La prima stima Istat del Pil 2017, attorno all’1,4% più del 2016, delude un po’ le attese di una crescita più robusta in un momento di boom globale. E, soprattutto, getta un’ombra sulle stime del Pil 2018, recentemente aggiornate al rialzo verso l’1,5%. La ripresa economica è troppo poca e lenta, pur in condizioni favorevoli: esportazioni al massimo grazie al traino globale, con l’effetto di moltiplicare gli investimenti industriali interni anche spinti dall’incentivo fiscale 4.0, e protezione del debito eccessivo da parte del programma straordinario di acquisto da parte della Bce. Cos’ha impedito all’Italia di fare più crescita, al netto dell’effetto ritardante della troppo lenta riparazione del sistema bancario?

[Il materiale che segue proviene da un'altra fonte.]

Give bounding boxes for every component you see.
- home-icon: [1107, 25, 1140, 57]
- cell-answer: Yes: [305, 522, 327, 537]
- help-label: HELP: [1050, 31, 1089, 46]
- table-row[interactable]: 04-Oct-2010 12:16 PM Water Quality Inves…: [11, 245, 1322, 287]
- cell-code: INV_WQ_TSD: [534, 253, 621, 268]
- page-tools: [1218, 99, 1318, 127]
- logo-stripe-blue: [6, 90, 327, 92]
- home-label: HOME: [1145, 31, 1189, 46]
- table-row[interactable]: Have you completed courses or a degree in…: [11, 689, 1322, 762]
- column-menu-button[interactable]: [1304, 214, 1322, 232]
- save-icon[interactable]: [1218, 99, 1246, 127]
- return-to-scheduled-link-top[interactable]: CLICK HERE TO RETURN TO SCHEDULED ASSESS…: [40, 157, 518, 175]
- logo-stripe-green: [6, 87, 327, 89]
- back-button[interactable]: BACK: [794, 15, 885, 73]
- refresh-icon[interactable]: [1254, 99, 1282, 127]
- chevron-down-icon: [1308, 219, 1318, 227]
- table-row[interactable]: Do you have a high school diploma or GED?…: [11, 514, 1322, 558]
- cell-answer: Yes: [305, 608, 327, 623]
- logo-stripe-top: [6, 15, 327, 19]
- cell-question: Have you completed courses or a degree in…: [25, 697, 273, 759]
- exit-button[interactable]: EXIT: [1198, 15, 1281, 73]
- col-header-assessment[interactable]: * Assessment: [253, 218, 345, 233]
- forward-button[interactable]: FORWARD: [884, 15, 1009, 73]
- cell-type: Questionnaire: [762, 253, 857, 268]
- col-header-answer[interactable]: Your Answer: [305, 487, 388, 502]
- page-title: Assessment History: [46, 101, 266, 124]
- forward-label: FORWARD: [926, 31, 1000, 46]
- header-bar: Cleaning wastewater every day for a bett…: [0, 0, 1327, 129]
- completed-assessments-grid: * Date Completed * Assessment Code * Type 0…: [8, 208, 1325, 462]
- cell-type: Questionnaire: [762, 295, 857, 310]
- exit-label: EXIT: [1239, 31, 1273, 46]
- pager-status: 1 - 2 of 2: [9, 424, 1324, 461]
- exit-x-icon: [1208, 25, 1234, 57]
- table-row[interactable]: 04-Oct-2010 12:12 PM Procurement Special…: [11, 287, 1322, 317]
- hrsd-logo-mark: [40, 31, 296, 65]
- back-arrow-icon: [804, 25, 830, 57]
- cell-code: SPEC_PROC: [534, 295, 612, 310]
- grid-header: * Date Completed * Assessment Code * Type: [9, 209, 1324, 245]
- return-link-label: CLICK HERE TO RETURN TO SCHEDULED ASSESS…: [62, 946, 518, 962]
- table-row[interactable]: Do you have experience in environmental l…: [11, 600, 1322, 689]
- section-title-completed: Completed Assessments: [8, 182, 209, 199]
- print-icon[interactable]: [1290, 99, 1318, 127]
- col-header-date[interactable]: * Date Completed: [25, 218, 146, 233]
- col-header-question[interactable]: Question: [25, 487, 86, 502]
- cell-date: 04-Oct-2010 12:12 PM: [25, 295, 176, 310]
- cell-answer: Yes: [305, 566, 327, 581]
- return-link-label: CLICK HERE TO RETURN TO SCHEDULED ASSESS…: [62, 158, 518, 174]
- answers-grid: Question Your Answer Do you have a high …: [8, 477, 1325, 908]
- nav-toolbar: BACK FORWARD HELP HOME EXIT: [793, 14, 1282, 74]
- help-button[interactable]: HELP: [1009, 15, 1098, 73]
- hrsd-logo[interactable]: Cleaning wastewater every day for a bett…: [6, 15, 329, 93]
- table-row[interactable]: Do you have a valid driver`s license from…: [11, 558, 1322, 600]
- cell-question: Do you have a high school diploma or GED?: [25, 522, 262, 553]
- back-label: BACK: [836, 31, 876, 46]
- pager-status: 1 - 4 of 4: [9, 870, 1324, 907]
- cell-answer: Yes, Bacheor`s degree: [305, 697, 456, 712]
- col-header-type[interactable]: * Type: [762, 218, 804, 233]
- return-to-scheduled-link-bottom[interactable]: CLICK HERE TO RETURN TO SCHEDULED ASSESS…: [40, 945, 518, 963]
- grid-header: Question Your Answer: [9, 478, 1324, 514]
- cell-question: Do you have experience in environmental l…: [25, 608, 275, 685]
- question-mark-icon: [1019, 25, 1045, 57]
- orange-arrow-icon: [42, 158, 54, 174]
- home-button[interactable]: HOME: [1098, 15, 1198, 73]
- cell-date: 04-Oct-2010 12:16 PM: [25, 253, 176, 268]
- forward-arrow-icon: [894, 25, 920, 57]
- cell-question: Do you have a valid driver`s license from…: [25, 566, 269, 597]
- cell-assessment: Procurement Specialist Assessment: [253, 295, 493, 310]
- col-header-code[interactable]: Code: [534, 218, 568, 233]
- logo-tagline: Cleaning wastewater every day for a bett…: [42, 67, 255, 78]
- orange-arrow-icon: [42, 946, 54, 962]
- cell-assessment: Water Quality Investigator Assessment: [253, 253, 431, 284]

La mancanza di investimenti pubblici sufficienti, di una detassazione generalizzata su imprese e famiglie e l’allocazione improduttiva di denari fiscali. Ciò ha mantenuto depresso il mercato interno. Il gap di investimenti e stimolazioni fiscali dipende dal fatto che lo Stato deve pagare un’enorme somma ogni anno per interessi sul debito, nel 2017 circa 66 miliardi, e dalla preferenza politica del governo a mantenere tanta spesa pubblica inutile. Questa è perfino aumentata nell’ultimo semestre per scopi elettorali, con anche la complicazione di una preferenza clientelare a scapito dell’efficacia sociale, per esempio più soldi a più dipendenti pubblici, ma meno ricerca e assistenza medica. Se a questa figura si aggiunge quella di un debito pubblico arrivato nel 2017 a 2.275 miliardi dai 2.218 del 2016 emerge chiaramente l’immagine di un sistema economico che brucia cassa ed è disordinato.
In sintesi, l’Italia cresce poco perché il suo mercato interno è frenato da un drenaggio fiscale eccessivo e da un impiego improduttivo delle risorse fiscali. Appare evidente l’inefficacia di una politica basata sull’idea che non sia necessario fare grandi cambiamenti per ridare forza all’economia. Il dato che mostra una lentissima discesa della disoccupazione dall’11,70% del 2016 al 10,60% del 2017 è la prova di un sistema troppo rigido. Senza grandi cambiamenti non potrà crescere.
Il primo da mettere in priorità è tagliare rapidamente parte del debito vendendo un’aliquota del patrimonio pubblico (650-700 miliardi disponibili) allo scopo di risparmiare almeno dai 15 ai 20 miliardi anno su quei 66 di spesa per interessi detti sopra, peraltro prevista in pericoloso aumento dal 2019, e usare questo risparmio per ridurre le tasse e finanziare il futuro invece del passato, come ora.